The LINE-1 methylation level was significantly lower in ICC tissue samples than in normal gallbladder tissue samples (Fig. 1). Tumoral LINE-1 methylation levels were not different in ICCs between male and female patients and between younger and older patients (<64 years old and ≥64 years). No association was found between tumoral LINE-1 methylation levels and gross types. Tumoral LINE-1 methylation levels were not different between ICCs of single-tumor and multiple-tumor types. However, a significant difference was noted between well-differentiated ICCs and moderately or poorly-differentiated ICCs: well-differentiated ICCs showed higher methylation levels than those of moderately or poorly differentiated ICCs. Tumoral LINE-1 methylation levels tended to be higher in T1 stage than in T2b or higher T stages. No difference in LINE-1 methylation levels was found between ICCs of N0 and N1, or between ICCs of M0 and M1. While LINE-1 methylation levels were significantly lower in ICCs with lymphatic tumor emboli than in ICCs without lymphatic tumor emboli, no significant difference was noted between ICCs with and without venous tumor emboli and between ICCs with and without perineural invasion.

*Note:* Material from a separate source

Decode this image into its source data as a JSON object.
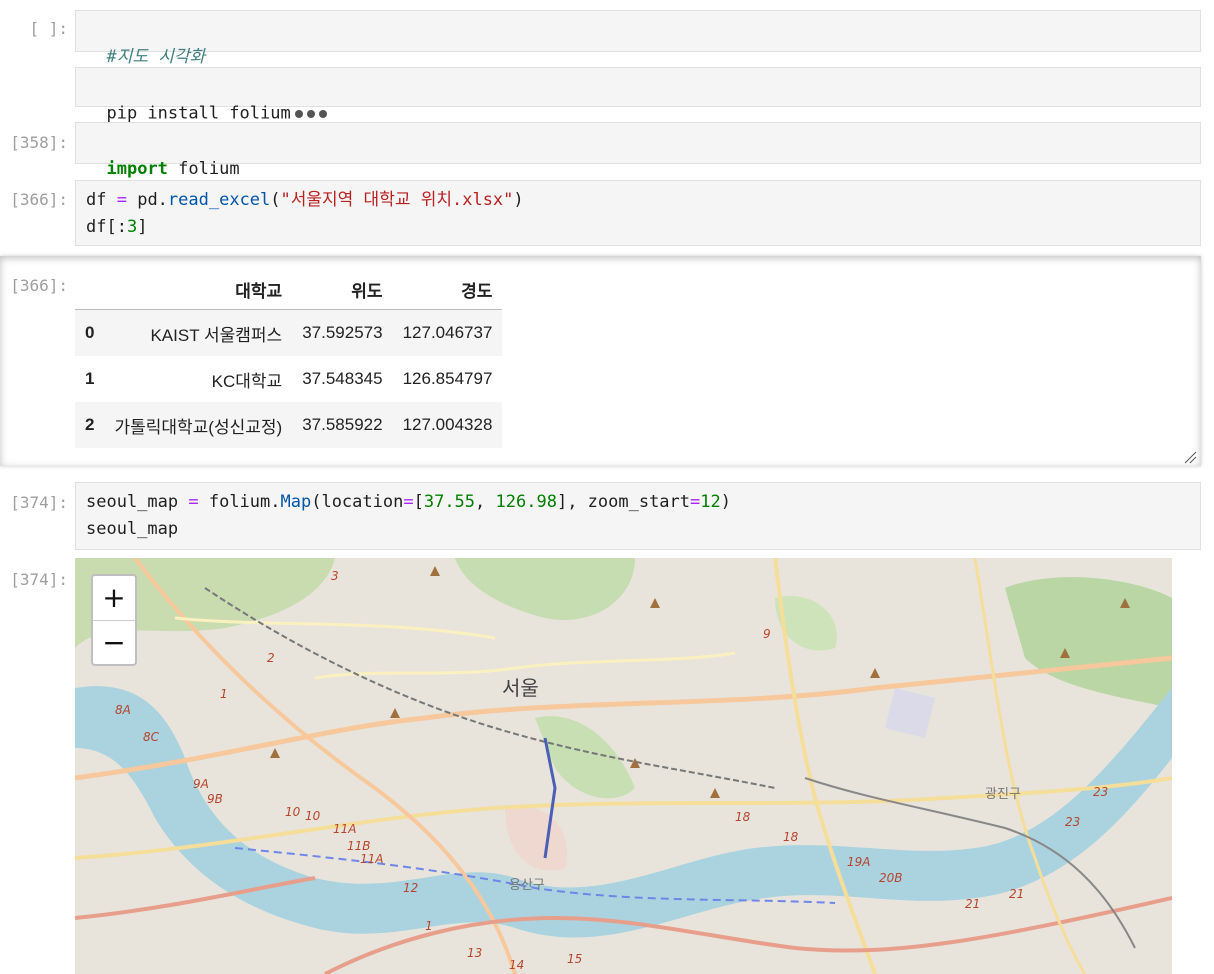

When ICCs were grouped into four quadrants (Q1, Q2, Q3, and Q4 in order of increasing level of LINE-1 methylation) based on their tumoral LINE-1 methylation levels, Q1 and Q2 exhibited significantly lower cancer-specific survival than that of Q3 and Q4 (Fig. 2). As displayed in the Kaplan-Meier survival curve, cancer-specific survival curves of Q1 and Q2 are similar, while cancer-specific survival curves of Q3 and Q4 are similar. Thus, ICCs were further grouped into low methylation status subgroup (Q1 and Q2) and high methylation subgroup (Q3 and Q4). Low LINE-1 methylation status was associated with worse cancer-specific survival in Kaplan-Meier survival analysis. In addition to low LINE-1 methylation status, T staging, N staging, lymphatic emboli, perineural invasion, and histological differentiation were included into a multivariate analysis which revealed that a low LINE-1 methylation status was independently associated with worse cancer-specific survival in patients with ICC (Tables 2 and 3).